La conquista del K2: i settant’anni di un’impresa
Lacedelli, Compagnoni e Bonatti ne furono i protagonisti, da allora celebrati come leggende dell’alpinismo
Sul giornale La stampa del 25 giugno 2024 leggo: Partita la spedizione femminile al K2 del Cai.
Le quattro alpiniste italiane in volo per Islamabad, insieme a quattro pakistane tenteranno la scalata della vetta dal 20 luglio per celebrare i 70 anni della salita di Lacedelli e Compagnoni.
Tale notizia mi fa ricordare che nel 1954 abitavo a Piazzola sul Brenta e per andare a scuola, a Padova, l’unico mezzo di trasporto era quel famoso trenino che sferragliava sbuffando attraverso i paesi di Tremignon e Limena e lungo la strada provinciale e nazionale, come in una moderna pista ciclabile..
Era un trenino antidiluviano, le carrozze con i sedili in liste di legno e la piccola locomotiva a carbone, tipo quella del Monet, che a volte con fatica riusciva a oltrepassare il cavalcavia Camerini di Altichiero. Ho passato diverso tempo tra andate e ritorni e ho visto cambiare, negli anni, anche la morfologia dei paesi che attraversavo.
Mi è rimasta impressa la costruzione dopo Limena, oggi tutta zona industriale, di un locale-bar con una grande insegna luminosa dal nome strano: K2. E proprio nel 1954 un’impresa eroica provocò un’ondata di entusiasmo in tutta Italia: non per i successi del discobolo Adolfo Consolini o del pugile Duilio Loi, ma per la scalata del K2 con i due alpinisti che avevano vinto la sfida con i migliori scalatori del mondo dopo che, l’anno precedente, Edmund Hillary e Tenzibg Norgay conquistarono per la prima volta la cima dell’Everest.

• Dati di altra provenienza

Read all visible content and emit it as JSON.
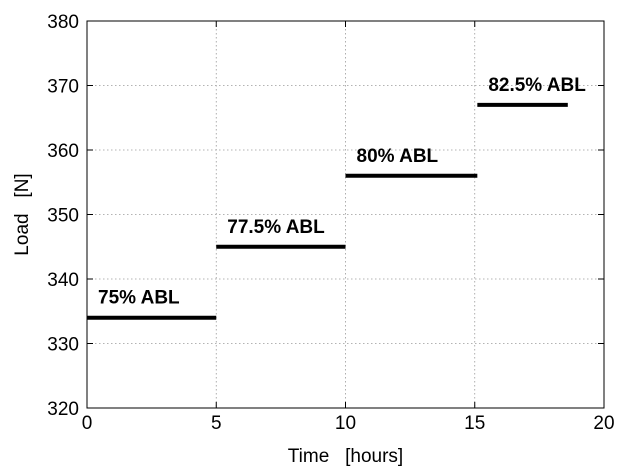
{
  "chart_data": {
    "type": "line",
    "xlabel": "Time   [hours]",
    "ylabel": "Load   [N]",
    "xlim": [
      0,
      20
    ],
    "ylim": [
      320,
      380
    ],
    "xticks": [
      0,
      5,
      10,
      15,
      20
    ],
    "yticks": [
      320,
      330,
      340,
      350,
      360,
      370,
      380
    ],
    "grid": true,
    "segments": [
      {
        "x_start": 0,
        "x_end": 5,
        "y": 334,
        "label": "75% ABL"
      },
      {
        "x_start": 5,
        "x_end": 10,
        "y": 345,
        "label": "77.5% ABL"
      },
      {
        "x_start": 10,
        "x_end": 15.1,
        "y": 356,
        "label": "80% ABL"
      },
      {
        "x_start": 15.1,
        "x_end": 18.6,
        "y": 367,
        "label": "82.5% ABL"
      }
    ]
  }
}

Il 31 luglio 1954 il cortinese Lino Lacedelli e il valtellinese Achille Compagnoni raggiunsero la vetta del K2 a 8611 metri, la seconda montagna più alta del mondo, ma la più impervia e fino ad allora inviolata. La spedizione era guidata da Ardito Desio, un illustre geologo quasi sessantenne, coronato di onorificenze e titoli accademici, esploratore e giornalista. Per ragioni anagrafiche, era inadatto allo straordinario sforzo fisico della scalata. Tuttavia era un ottimo organizzatore e diresse le operazioni dal campo base, a circa 5000 metri di quota.

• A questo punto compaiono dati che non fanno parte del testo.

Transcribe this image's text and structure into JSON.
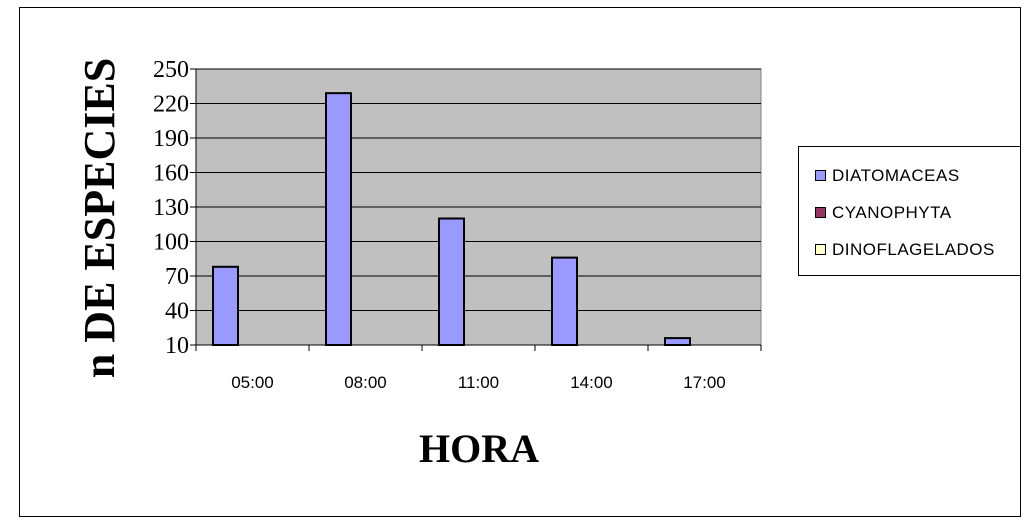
{
  "chart_data": {
    "type": "bar",
    "title": "",
    "xlabel": "HORA",
    "ylabel": "n DE ESPECIES",
    "categories": [
      "05:00",
      "08:00",
      "11:00",
      "14:00",
      "17:00"
    ],
    "ylim": [
      10,
      250
    ],
    "yticks": [
      10,
      40,
      70,
      100,
      130,
      160,
      190,
      220,
      250
    ],
    "grid": true,
    "legend_position": "right",
    "series": [
      {
        "name": "DIATOMACEAS",
        "values": [
          78,
          229,
          120,
          86,
          16
        ],
        "color": "#9999ff"
      },
      {
        "name": "CYANOPHYTA",
        "values": [
          0,
          0,
          0,
          0,
          0
        ],
        "color": "#993366"
      },
      {
        "name": "DINOFLAGELADOS",
        "values": [
          0,
          0,
          0,
          0,
          0
        ],
        "color": "#ffffcc"
      }
    ],
    "plot_background": "#c0c0c0"
  }
}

Fu un’impresa epica, non priva però di imprevisti e lutti. Partirono per il K2 tredici alpinisti italiani, dodici portatori e osservatori pakistani e cinque nostri scienziati. Le operazioni iniziarono tra la fine di maggio e gli inizi di giugno e furono funestate dalla morte dell’alpinista valdostano Mario Puchoz. Tuttavia proseguirono con ordine e metodo e i nostri costruirono persino una piccola teleferica. Più il gruppo saliva, più si assottigliava. Il 25 luglio arrivarono in sei a 7345 metri; tre giorni dopo partirono in cinque, più Walter Bonatti di riserva, per stabilire un nuovo campo quattrocento metri più in alto.
Il 29 Lacedelli e Compagnoni tentarono di raggiungere quota 8100, ma furono fermati dal maltempo; gli altri tre compagni Erich Abram, Pino Galloti e Ubaldo Rey furono costretti, per varie ragioni, a rientrare. Restava solo il giovane Bonatti.
All’alba del 31 luglio Lacedelli e Compagnoni partirono dal campo IX, raggiunsero il bivacco di Bonatti, si rifornirono delle ultime due bombole e attaccarono il tratto finale: alle 18 arrivarono in vetta e piantarono le bandierine italiana e pakistana. Nell’esultanza del momento si tolsero i guanti per fotografarsi e si congelarono le mani. Entrambi avrebbero subito l’amputazione di alcune dita: ma rimasero sempre convinti che ne fosse valsa la pena.
Entrambi gli scalatori furono ricevuti dalle massime autorità dello Stato e, per mesi, la loro immagine apparve sulla stampa e sui cinegiornali proiettati nei cinema: tanto che a Limena fu dato, al nuovo bar, il nome di K2.